Soda breads are a variety of quick bread and are appropriately named since “bread soda”, otherwise known as baking soda, is used as a raising agent rather than yeast. The ingredients of traditional soda bread are flour, bread soda, salt, and buttermilk. Although, you can get really creative here and include raisins, seeds, nuts, savory herbs, even oats. The buttermilk in the dough contains lactic acid, which reacts with the baking soda to form tiny bubbles of carbon dioxide. * I have seen some recipes that replace the buttermilk with live yogurt or even stout. I wanted to go the traditional route and didn’t have buttermilk on hand, so I made my own by simply adding 1 tablespoon of white vinegar or you can use lemon juice per one cup of milk.
You can form the bread loaf into the “traditional” round or flatten it and cook it on a griddle for the “griddle cake” form. Whichever shape your Irish Soda Bread takes it is important to resist the urge to over knead this dough. Only work it long enough to incorporate the ingredients. This brings me to the best thing about soda breads and is one of the reasons that they began to appear in the mid-19th century in Europe. Soda breads are easy and inexpensive to make and they are delicious! Of course the beginning of the 19th century was also when bicarbonate of soda first became available for use.
There are several stories about the significance of the cross made in the middle of the Irish Soda Bread loaf. Some say that it is the “sign of the cross” and wards off evil spirits. Others, that the cut in the top of this loaf assists the cooking process by allowing air circulation which in turn helps the loaf rise better. Most admit that the cut is an easy guideline for serving even slices. What I am certain of is that this bread won’t last long on the dinner table. It’s fabulous, particularly served warm slathered in butter.

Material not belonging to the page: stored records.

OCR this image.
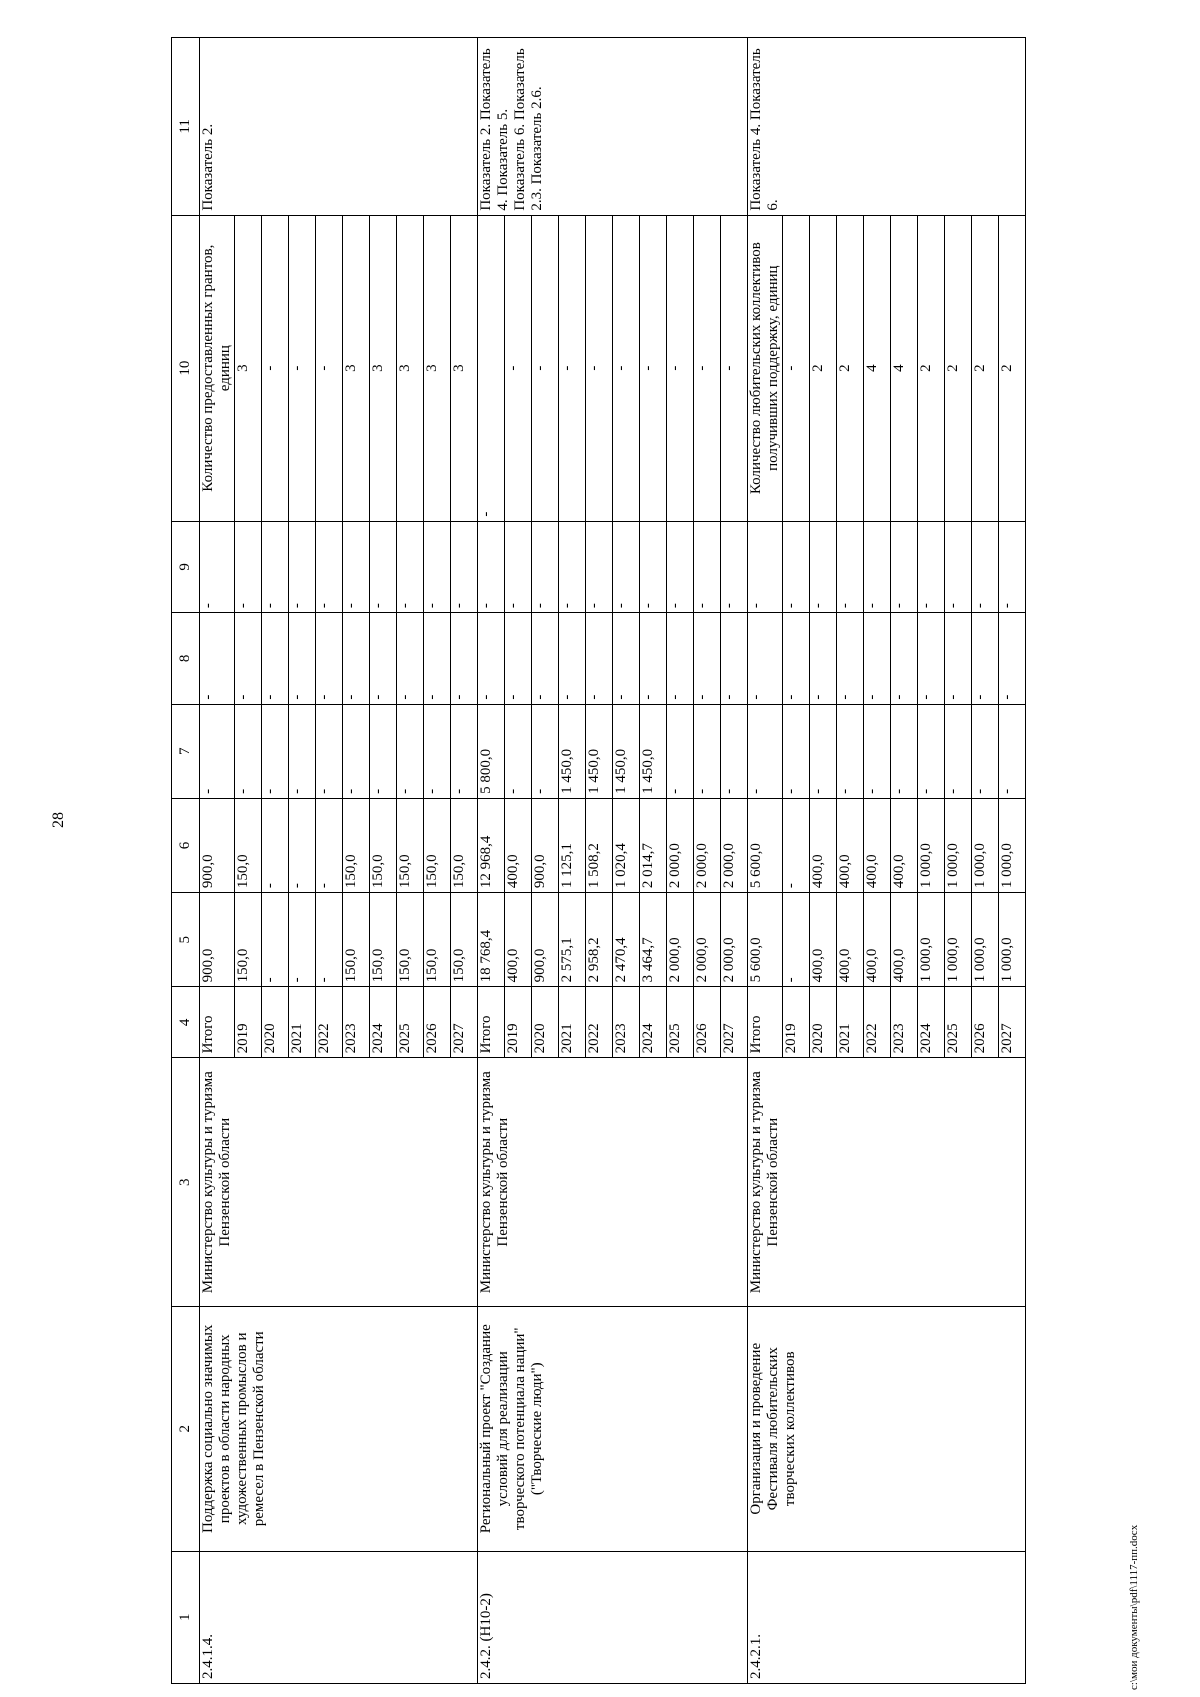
28
1	2	3	4	5	6	7	8	9	10	11
2.4.1.4.	Поддержка социально значимых проектов в области народных художественных промыслов и ремесел в Пензенской области	Министерство культуры и туризма Пензенской области	Итого	900,0	900,0	-	-	-	Количество предоставленных грантов, единиц	Показатель 2.
			2019	150,0	150,0	-	-	-	3	
			2020	-	-	-	-	-	-	
			2021	-	-	-	-	-	-	
			2022	-	-	-	-	-	-	
			2023	150,0	150,0	-	-	-	3	
			2024	150,0	150,0	-	-	-	3	
			2025	150,0	150,0	-	-	-	3	
			2026	150,0	150,0	-	-	-	3	
			2027	150,0	150,0	-	-	-	3	
2.4.2. (Н10-2)	Региональный проект "Создание условий для реализации творческого потенциала нации" ("Творческие люди")	Министерство культуры и туризма Пензенской области	Итого	18 768,4	12 968,4	5 800,0	-	-	-	Показатель 2. Показатель 4. Показатель 5. Показатель 6. Показатель 2.3. Показатель 2.6.
			2019	400,0	400,0	-	-	-	-	
			2020	900,0	900,0	-	-	-	-	
			2021	2 575,1	1 125,1	1 450,0	-	-	-	
			2022	2 958,2	1 508,2	1 450,0	-	-	-	
			2023	2 470,4	1 020,4	1 450,0	-	-	-	
			2024	3 464,7	2 014,7	1 450,0	-	-	-	
			2025	2 000,0	2 000,0	-	-	-	-	
			2026	2 000,0	2 000,0	-	-	-	-	
			2027	2 000,0	2 000,0	-	-	-	-	
2.4.2.1.	Организация и проведение Фестиваля любительских творческих коллективов	Министерство культуры и туризма Пензенской области	Итого	5 600,0	5 600,0	-	-	-	Количество любительских коллективов получивших поддержку, единиц	Показатель 4. Показатель 6.
			2019	-	-	-	-	-	-	
			2020	400,0	400,0	-	-	-	2	
			2021	400,0	400,0	-	-	-	2	
			2022	400,0	400,0	-	-	-	4	
			2023	400,0	400,0	-	-	-	4	
			2024	1 000,0	1 000,0	-	-	-	2	
			2025	1 000,0	1 000,0	-	-	-	2	
			2026	1 000,0	1 000,0	-	-	-	2	
			2027	1 000,0	1 000,0	-	-	-	2	
c:\мои документы\pdf\1117-пп.docx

The following recipe makes 2 loafs
7 cups unbleached, unbromated flour
2 teaspoons baking soda
1-1/2 teaspoon salt
1 tablespoon sugar (optional)
3 cups buttermilk
Sift to combine the flour, baking soda, salt and sugar in a large bowl. Making a well in the center, add the buttermilk and stir to form dough. Turn out onto a floured surface and gently knead just enough to incorporate the ingredients. Form into a log and divide in half to form 2 round loafs. Place on baking sheet lined with parchment paper, cut a 1″ deep cross into the top of each loaf and bake for 45 minutes in a 375 degree oven or until a knife inserted in center comes out clean. Enjoy!